Not all property property becomes marital property when a marriage becomes legalized. It is possible to keep assets separate. Separate property or non-marital property is property that was acquired before the marriage. It can also include:

  • third party gifts
  • inheritances and
  • money awarded in personal injury lawsuits

The court does not have the right to divide and distribute this property in a divorce. In the event of a divorce the party may be required to provide proof that the property truly was theirs before the marriage or that it was gifted or inherited.

Co-mingling

To keep your non-marital property truly separate be careful what you do with it. If you are not careful with your separate property it could become co-mingled and consequently become marital property. Once it is co-mingled, it is subject to division in the event of a divorce. If you receive a cash gift or inheritance and:

  • use the money to pay for marital property
  • pay off a marital debt
  • or you deposit the money into a joint account that is shared by your spouse

the money becomes co-mingled and it becomes marital property. Furthermore, if the value of a piece of non-marital property increases the added value can be divided upon divorce.

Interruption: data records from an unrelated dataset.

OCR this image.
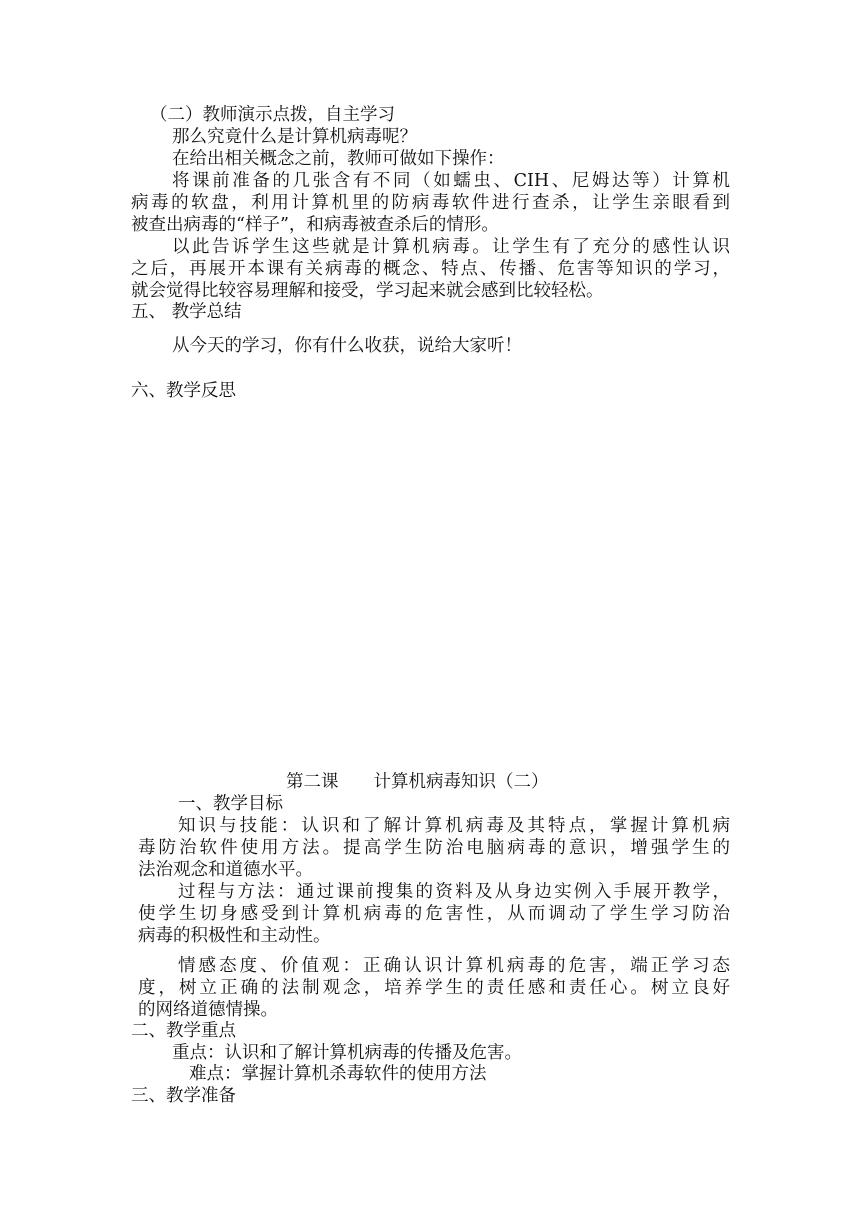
（二）教师演示点拨，自主学习

那么究竟什么是计算机病毒呢？

在给出相关概念之前，教师可做如下操作：

将课前准备的几张含有不同（如蠕虫、CIH、尼姆达等）计算机

病毒的软盘，利用计算机里的防病毒软件进行查杀，让学生亲眼看到

被查出病毒的“样子”，和病毒被查杀后的情形。

以此告诉学生这些就是计算机病毒。让学生有了充分的感性认识

之后，再展开本课有关病毒的概念、特点、传播、危害等知识的学习，

就会觉得比较容易理解和接受，学习起来就会感到比较轻松。

五、 教学总结

从今天的学习，你有什么收获，说给大家听！

六、教学反思

第二课　　计算机病毒知识（二）

一、教学目标

知识与技能：认识和了解计算机病毒及其特点，掌握计算机病

毒防治软件使用方法。提高学生防治电脑病毒的意识，增强学生的

法治观念和道德水平。

过程与方法：通过课前搜集的资料及从身边实例入手展开教学，

使学生切身感受到计算机病毒的危害性，从而调动了学生学习防治

病毒的积极性和主动性。

情感态度、价值观：正确认识计算机病毒的危害，端正学习态

度，树立正确的法制观念，培养学生的责任感和责任心。树立良好

的网络道德情操。

二、教学重点

重点：认识和了解计算机病毒的传播及危害。

难点：掌握计算机杀毒软件的使用方法

三、教学准备
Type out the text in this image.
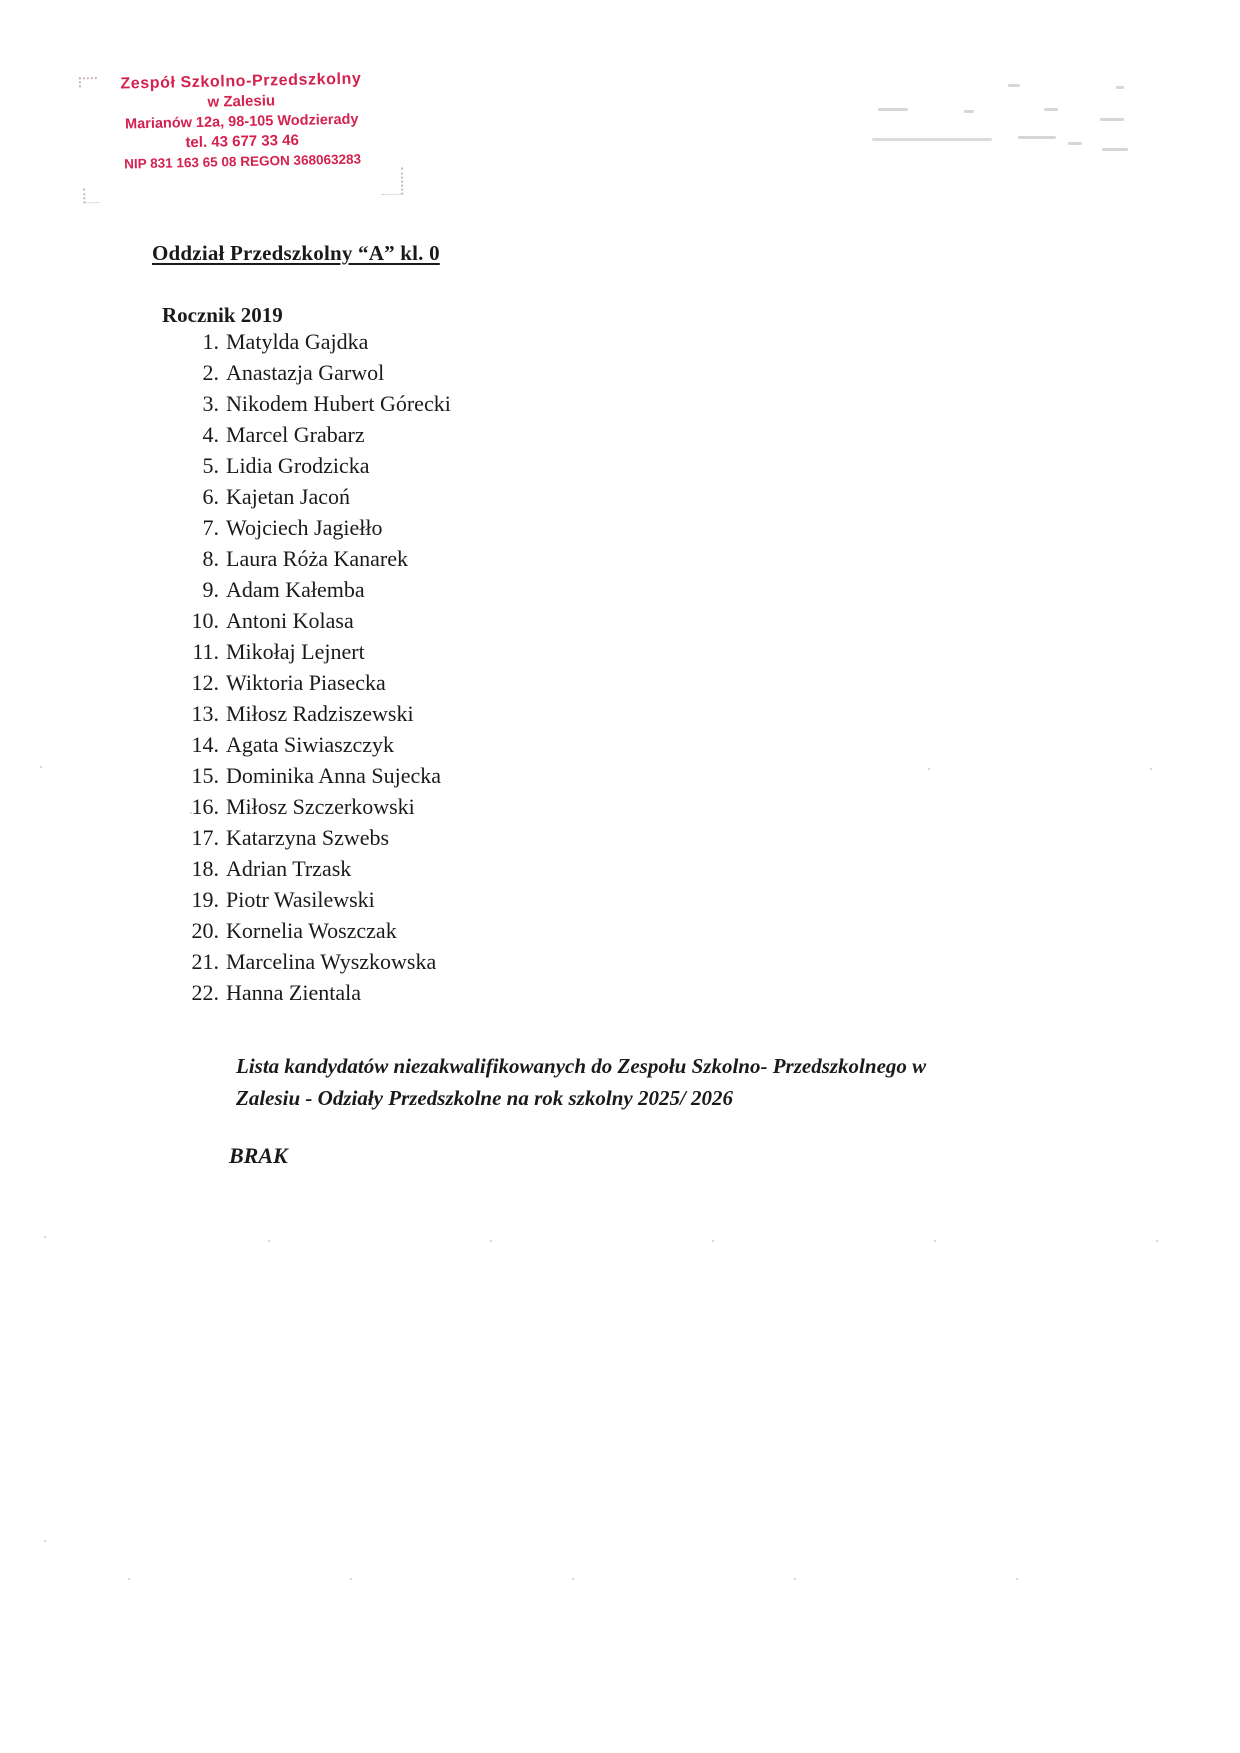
Zespół Szkolno-Przedszkolny
w Zalesiu
Marianów 12a, 98-105 Wodzierady
tel. 43 677 33 46
NIP 831 163 65 08 REGON 368063283
Oddział Przedszkolny “A” kl. 0
Rocznik 2019
1. Matylda Gajdka
2. Anastazja Garwol
3. Nikodem Hubert Górecki
4. Marcel Grabarz
5. Lidia Grodzicka
6. Kajetan Jacoń
7. Wojciech Jagiełło
8. Laura Róża Kanarek
9. Adam Kałemba
10. Antoni Kolasa
11. Mikołaj Lejnert
12. Wiktoria Piasecka
13. Miłosz Radziszewski
14. Agata Siwiaszczyk
15. Dominika Anna Sujecka
16. Miłosz Szczerkowski
17. Katarzyna Szwebs
18. Adrian Trzask
19. Piotr Wasilewski
20. Kornelia Woszczak
21. Marcelina Wyszkowska
22. Hanna Zientala
Lista kandydatów niezakwalifikowanych do Zespołu Szkolno- Przedszkolnego w
Zalesiu - Odziały Przedszkolne na rok szkolny 2025/ 2026
BRAK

Value can increase actively or passively. An example of an active increase in value would be taking steps to renovate a property whereas an example of a passive increase would be a bank account that grows because of interest.   

Prenuptial Agreements

A prenuptial agreement is a contract made between two people before they get married. A prenuptial agreement outlines the details of who specific assets will go to in the event of a divorce. Couples will create a prenuptial agreement if they want to avoiding taking on their partner’s debt in a divorce. A couple may also create an agreement with the hopes of un-complicating things by agreeing on the division of assets ahead of the marriage.

Ultimately, the goal is to protect the individual property rights of both parties in the event of a divorce.